Michelle is an avid reader of contemporary literature. She began interviewing writers in 2016 to quench her curiosity. Her love for the craft of creative writing and her training in HR have resulted in a lifelong love for interviews. Here are some recent links:
FINDING HUMOUR IN SUFFERING: TUSHAR RISHI ON WRITING A DEEPLY PERSONAL NOVEL
Michelle: What do you think about Amazon’s decision to shut down Westland? Do you see a future for your book?
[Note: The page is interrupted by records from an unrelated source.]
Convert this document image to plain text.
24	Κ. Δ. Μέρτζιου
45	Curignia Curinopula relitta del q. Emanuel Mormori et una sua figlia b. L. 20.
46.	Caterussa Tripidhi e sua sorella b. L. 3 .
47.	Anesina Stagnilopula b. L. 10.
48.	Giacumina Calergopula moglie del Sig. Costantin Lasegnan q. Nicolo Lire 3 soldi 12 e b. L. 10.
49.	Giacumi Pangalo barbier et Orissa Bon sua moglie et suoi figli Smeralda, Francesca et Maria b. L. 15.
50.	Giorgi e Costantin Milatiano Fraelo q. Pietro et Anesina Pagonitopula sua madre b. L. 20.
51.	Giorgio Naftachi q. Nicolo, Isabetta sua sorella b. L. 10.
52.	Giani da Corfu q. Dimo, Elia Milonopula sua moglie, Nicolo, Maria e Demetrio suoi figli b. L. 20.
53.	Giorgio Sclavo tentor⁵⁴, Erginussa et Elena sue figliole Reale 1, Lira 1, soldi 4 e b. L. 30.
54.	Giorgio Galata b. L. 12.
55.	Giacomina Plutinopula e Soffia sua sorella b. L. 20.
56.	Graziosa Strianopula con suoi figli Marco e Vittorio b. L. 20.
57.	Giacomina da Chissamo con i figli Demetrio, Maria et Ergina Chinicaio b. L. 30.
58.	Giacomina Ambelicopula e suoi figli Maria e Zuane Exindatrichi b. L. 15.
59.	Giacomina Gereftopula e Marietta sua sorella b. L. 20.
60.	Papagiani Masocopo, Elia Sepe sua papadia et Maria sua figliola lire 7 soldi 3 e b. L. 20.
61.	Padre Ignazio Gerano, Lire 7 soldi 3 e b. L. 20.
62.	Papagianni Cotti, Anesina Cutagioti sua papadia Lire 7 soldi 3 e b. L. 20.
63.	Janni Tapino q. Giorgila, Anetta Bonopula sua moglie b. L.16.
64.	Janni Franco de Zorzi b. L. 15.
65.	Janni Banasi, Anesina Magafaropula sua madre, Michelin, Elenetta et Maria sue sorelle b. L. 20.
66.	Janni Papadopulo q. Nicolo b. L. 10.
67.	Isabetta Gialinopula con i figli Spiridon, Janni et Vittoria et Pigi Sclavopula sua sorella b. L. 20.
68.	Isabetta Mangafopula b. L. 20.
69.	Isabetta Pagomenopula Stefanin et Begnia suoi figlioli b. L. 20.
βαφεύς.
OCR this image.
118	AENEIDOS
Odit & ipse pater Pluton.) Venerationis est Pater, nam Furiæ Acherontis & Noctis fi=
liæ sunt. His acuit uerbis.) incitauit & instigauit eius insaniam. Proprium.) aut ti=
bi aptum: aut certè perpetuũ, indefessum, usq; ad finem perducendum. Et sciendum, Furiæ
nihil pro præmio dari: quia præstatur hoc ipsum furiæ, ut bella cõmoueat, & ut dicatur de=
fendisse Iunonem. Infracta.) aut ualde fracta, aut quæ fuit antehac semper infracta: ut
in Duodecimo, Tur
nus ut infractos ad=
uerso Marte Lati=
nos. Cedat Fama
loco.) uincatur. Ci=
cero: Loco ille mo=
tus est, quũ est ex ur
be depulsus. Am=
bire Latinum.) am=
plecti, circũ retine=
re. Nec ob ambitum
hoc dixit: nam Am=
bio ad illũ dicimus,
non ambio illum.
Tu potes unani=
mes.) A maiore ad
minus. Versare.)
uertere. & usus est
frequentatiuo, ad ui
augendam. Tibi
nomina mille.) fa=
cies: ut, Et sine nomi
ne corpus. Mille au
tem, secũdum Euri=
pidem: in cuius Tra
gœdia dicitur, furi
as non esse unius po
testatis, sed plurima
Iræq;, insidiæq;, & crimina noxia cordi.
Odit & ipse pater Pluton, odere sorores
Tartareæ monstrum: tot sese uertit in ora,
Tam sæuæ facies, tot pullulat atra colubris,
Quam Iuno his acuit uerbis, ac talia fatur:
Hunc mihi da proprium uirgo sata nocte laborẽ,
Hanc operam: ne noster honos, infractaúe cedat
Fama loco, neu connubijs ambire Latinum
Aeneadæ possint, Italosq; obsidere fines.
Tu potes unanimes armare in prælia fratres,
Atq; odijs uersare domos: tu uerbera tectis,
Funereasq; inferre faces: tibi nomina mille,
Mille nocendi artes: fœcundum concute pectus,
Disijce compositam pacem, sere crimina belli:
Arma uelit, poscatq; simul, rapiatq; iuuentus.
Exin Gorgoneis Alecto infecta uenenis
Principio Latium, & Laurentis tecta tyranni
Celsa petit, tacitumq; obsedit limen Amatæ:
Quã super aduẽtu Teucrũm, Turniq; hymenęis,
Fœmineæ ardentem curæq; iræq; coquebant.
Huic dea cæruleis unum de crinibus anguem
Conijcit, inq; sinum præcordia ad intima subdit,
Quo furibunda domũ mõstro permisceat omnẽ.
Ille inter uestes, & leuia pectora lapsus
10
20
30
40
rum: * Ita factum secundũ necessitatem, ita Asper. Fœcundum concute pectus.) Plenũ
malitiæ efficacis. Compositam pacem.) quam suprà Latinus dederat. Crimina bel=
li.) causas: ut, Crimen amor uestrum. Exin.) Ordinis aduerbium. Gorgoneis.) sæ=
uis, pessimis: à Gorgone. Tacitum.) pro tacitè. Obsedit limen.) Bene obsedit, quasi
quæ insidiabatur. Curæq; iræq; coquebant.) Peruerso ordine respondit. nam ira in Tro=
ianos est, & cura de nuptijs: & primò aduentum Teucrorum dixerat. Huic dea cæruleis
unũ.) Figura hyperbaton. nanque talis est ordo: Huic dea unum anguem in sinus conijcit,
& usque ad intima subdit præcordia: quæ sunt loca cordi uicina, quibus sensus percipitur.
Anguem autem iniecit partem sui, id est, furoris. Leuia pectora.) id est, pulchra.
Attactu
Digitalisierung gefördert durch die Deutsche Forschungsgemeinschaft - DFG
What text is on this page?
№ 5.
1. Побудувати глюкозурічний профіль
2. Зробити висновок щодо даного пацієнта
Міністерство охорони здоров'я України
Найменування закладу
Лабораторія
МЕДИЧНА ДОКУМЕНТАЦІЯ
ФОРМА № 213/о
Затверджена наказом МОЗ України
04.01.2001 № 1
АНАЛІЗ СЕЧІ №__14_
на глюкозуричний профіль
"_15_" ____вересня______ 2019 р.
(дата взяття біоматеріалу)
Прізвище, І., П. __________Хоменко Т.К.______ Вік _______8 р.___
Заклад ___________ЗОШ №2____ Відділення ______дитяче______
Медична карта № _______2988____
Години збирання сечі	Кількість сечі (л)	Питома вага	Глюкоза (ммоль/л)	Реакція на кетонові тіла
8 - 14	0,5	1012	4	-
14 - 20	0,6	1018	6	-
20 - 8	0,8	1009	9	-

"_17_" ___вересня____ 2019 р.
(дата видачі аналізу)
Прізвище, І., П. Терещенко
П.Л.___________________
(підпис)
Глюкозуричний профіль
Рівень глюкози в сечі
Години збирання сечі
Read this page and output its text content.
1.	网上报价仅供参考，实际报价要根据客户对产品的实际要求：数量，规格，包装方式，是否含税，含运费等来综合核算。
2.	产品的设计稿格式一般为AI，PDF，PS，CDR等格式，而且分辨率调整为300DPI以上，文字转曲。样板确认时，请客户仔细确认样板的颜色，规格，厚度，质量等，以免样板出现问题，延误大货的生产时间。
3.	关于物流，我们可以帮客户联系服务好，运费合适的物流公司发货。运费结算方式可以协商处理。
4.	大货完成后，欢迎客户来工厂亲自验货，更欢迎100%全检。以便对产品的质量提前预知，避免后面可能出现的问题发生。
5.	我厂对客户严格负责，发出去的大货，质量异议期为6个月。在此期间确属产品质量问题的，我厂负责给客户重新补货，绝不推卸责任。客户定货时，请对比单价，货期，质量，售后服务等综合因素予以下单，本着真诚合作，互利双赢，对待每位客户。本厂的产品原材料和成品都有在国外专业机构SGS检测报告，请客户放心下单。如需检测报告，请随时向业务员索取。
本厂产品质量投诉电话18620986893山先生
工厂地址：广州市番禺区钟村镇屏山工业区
TR: When I first read about the decision on Feb 1st, I didn’t really believe it. It was only after the official email from Westland the next day that it dawned on me that my novel was really going to be out of print soon.I don’t want to speculate on why Amazon did this. I am sure their fancy business team saw it as a profitable decision. But the entire community of readers, writers, booksellers, scholars, critics, everyone is at loss. And, I also wonder, what about the characters?
I don’t know what will happen to my novel. The rights will revert to me in a few months, but I don’t have an agent, so it will be really difficult to find a new publisher for a five year old work. Westland, and Deepthi, my editor there, gave me a chance when I was in school. It changed my life in so many ways. I don’t think any other major publisher would do something like that. I have no idea what other Westland authors are going to do, but I hope it turns out all right for everyone.
JCB PRIZE LONGLISTED AUTHOR, JAHNAVI BARUA ON WRITING, FLOW AND TURMOIL
Michelle: I’ve noticed that the river ‘Brahmaputra’ is always prominent in your plots. What is your relationship like with the river?
JB: The Brahmaputra runs through Guwahati, indeed through all of Assam, and thus runs through my life too. As a child, I lived on a hillock overlooking it and its majestic beauty found a permanent place in my heart and soul.